The Pervasive Myth of Variability in Female Subjects
By Claire Deckers
Longstanding societal stereotypes paint women as being emotional and irrational creatures that are largely controlled by hormonal impulses. These stereotypes are seemingly ubiquitous in nature, affecting the paradigms by which scientific research subjects are selected and utilized. Until 2016, the National Institute of Health did not require scientists conducting research with animal subjects to consider sex as a biological variable, leaving female subjects completely out of the picture except in select scenarios1. When these requirements ultimately changed, major pushback was encountered.
The first (and primary) reason for this pushback comes from the pervasive idea that utilizing female subjects produces data that is too variable and inconsistent to be of any use.
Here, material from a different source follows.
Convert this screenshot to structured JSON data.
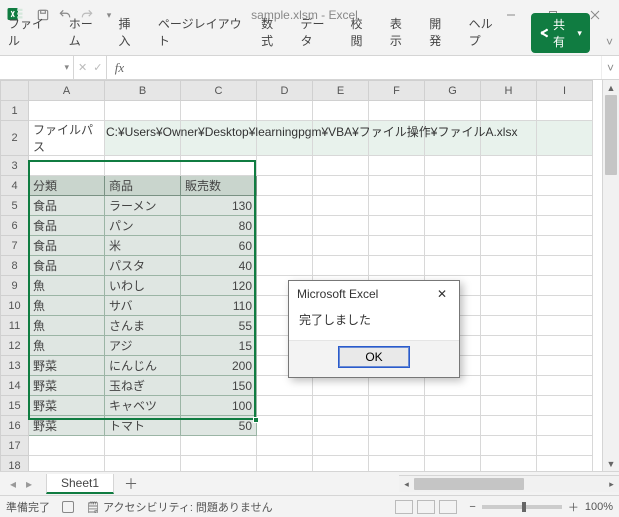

Those who prescribe to this idea believe that fluctuating hormonal levels during estrous cycles result in similarly fluctuating data, will be too confusing to make sense of. The purportedly complicated nature of the data is seen as statistically problematic, and if any results are found, the impact of the findings will be diminished2. In order to combat this variability, traditional scientific paradigms held that researchers would need to keep four times the number of female animals than males, allowing them to analyze data in each phase of the estrous cycle and account for hormonal changes 1 2 3 4 5. This alleged need for estrous phase monitoring and large groups of animals represents both a significant time and monetary investment, leading investigators to be largely discouraged from pursuing research in females.
Despite the persistence of these two issues within the general scientific mindset, neither assumption is empirically supported. Multiple data meta-analyses of studies including male and female subjects found that across all analyzed traits (behavioral, electrophysiological, neurochemical, and histological), there were no sex differences in variability4 5 6. According to this analysis, female subjects are not more variable at any stage of the estrous cycle than males. Therefore, testing can occur without monitoring the estrous phase, unless there is a specific reason to test a hormonal interaction. Ironically, additional studies have actually found significantly greater mean genetic and phenotypic variability in male subjects2 7.
Essentially, the findings of these meta-data analyses eliminate the argument against utilizing female subjects in scientific studies. So how should studies with heterogenous male and female subjects be conducted? One suggestion is to set up a factorial experiment, a design that allows the researcher to examine effects of multiple factors and their interactions within their results2. In this manner, researchers can determine overall experimental findings and elucidate if sex differences are present. An additional, simpler experimental design would be to utilize female and male subjects in equal proportions and directly compare them4.
Utilizing female subjects is essential to the understanding of underlying biological functioning at its most basic level. Studies that only involve the examination of a single sex do not have the ability to generate a complete understanding of biological mechanisms. As a scientist, one has an unspoken and under-recognized ethical duty to find whether sex differences are, or are not present. Either can provide valuable and important information. Ignoring biological sex within scientific studies presents a failing and an irresponsibility in producing a complete portrait of biological systems within the general, heterogenous population. The use of female subjects is incredibly important in the generation of results that hold external validity and applicability within general populations3. With today’s scientific literature backing this assertion, female subjects must be used in research in order for results to be relevant to a wider populace.
Shansky, R.M. and Woolley, C.S. (2016). Considering sex as a biological variable will be valuable for neuroscience research. Journal of Neuroscience, 36(47): 11817-11822.
2 Beery, A. K. (2018). Inclusion of females does not increase variability in rodent research studies. Current Opinion in Behavioral Sciences, 23: 143-149.
3 Wald, C. and Wu, C. (2010). Of mice and women: the bias in animal models. Science, 327: 1571-1572
4 Prendergast, B.J.; Onishi, K. G.; Zucker, I. (2014). Female mice liberated for inclusion in neuroscience and biomedical research. Neuroscience and Biobehavioral Reviews, 40: 1-5.
5 Beery, A. K. and Zucker, I. (2011). Sex bias in neuroscience and biomedical research. Neuroscience and Biobehavioral Review 35(3): 565-572.
6 Becker, J. B.; Prendergast, B. J.; Liang, J. W. (2016). Female rats are not more variable than male rats: a meta-analysis of neuroscience studies. Biology of Sex Differences, 7(34).
7 Itoh, Y. and Arnold, A. P. (2015). Are females more variable than males in gene expression? Meta-analysis of microarray datasets. Biology of Sex Differences, 6(18).